The NFL is the first in the sports industry to entertain the free streaming model, but this medium is not totally unprecedented. Many popular video games routinely stream their content for free on various websites such as Twitch TV. Riot Gaming’s League of Legends garnered a peak viewership of fourteen million concurrent viewers during its world championships. While this is not quite on the scale of the NFL, it does offer us some insight on how popular free streaming is and how much it could potentially boost the viewership of sports.
This influx in popularity is also alluring and mutually beneficial for Twitter. Twitter and other social media sites have been looking for new ways to expand their user base. Offering football as an added benefit to their platform will definitely attract new users to Twitter while also obtaining new viewers for the NFL.

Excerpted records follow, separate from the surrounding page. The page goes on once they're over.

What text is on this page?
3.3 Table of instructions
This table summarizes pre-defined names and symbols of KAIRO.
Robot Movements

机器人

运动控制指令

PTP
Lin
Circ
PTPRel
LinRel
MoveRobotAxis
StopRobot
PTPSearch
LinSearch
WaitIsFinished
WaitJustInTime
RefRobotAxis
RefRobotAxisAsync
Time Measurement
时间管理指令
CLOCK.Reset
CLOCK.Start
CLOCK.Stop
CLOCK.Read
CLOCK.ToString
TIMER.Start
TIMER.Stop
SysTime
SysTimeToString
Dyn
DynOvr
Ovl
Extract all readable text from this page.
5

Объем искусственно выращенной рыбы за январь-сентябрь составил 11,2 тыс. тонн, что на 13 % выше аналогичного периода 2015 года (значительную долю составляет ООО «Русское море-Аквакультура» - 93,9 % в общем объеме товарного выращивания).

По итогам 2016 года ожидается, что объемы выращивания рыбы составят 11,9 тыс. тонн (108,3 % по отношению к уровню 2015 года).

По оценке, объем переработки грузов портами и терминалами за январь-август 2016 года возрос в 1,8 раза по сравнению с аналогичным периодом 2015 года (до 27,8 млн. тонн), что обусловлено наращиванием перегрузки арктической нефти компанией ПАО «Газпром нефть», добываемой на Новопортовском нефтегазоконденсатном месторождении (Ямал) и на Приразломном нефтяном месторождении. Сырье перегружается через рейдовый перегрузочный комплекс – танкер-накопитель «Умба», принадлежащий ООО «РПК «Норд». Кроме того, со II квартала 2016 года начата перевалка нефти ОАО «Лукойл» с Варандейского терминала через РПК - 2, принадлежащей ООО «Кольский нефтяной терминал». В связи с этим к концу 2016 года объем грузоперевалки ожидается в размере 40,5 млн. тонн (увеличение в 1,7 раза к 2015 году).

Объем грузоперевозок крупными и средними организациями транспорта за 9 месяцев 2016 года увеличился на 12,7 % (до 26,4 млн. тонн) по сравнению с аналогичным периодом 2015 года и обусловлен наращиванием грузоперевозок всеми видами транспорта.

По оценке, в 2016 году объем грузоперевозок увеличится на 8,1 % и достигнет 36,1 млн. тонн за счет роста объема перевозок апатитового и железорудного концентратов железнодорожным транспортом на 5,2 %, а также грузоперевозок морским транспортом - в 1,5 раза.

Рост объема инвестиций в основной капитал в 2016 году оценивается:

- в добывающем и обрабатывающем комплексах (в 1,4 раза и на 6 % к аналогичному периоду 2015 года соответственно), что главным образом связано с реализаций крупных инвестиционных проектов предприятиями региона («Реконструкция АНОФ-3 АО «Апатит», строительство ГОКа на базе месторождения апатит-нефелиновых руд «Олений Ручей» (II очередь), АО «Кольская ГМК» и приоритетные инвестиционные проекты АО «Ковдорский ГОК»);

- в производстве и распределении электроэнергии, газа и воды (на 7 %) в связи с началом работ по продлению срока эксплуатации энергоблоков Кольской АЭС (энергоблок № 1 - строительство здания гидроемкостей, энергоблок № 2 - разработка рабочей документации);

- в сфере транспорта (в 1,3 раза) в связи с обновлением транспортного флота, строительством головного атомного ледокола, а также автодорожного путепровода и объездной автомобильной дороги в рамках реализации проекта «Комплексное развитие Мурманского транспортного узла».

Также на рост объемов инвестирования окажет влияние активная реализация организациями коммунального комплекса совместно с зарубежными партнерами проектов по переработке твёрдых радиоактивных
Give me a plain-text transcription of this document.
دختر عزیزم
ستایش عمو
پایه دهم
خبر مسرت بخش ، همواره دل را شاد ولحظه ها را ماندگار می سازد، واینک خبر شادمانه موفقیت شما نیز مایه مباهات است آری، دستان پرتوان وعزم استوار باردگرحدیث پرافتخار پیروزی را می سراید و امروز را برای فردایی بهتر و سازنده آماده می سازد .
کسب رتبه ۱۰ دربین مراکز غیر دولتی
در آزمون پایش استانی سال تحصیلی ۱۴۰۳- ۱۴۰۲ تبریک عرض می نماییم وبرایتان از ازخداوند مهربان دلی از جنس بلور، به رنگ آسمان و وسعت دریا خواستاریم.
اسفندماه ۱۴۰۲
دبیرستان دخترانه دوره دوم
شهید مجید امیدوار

In the same vein, social media platforms are always vying for power, and they all are constantly searching for something to distinguish themselves from one another. This acquisition has transformed Twitter into something unique, the home of Thursday Night Football, and thus is extremely advantageous for Twitter in its struggle for dominance.
Twitter is by nature one of the most ephemeral social media platforms (because of its character limit and tendency to focus on trending issues), so being able to offer exclusive, lasting content for its members is a massive step forward.
The NFL and Twitter can profit considerably from this venture, but we should not expect a quick transition because of the tremendous risk associated with moving away from the status quo. If this deals proves profitable, this could spell the end of cable’s stranglehold on sports and start a new era of watching sports conveniently from your computer.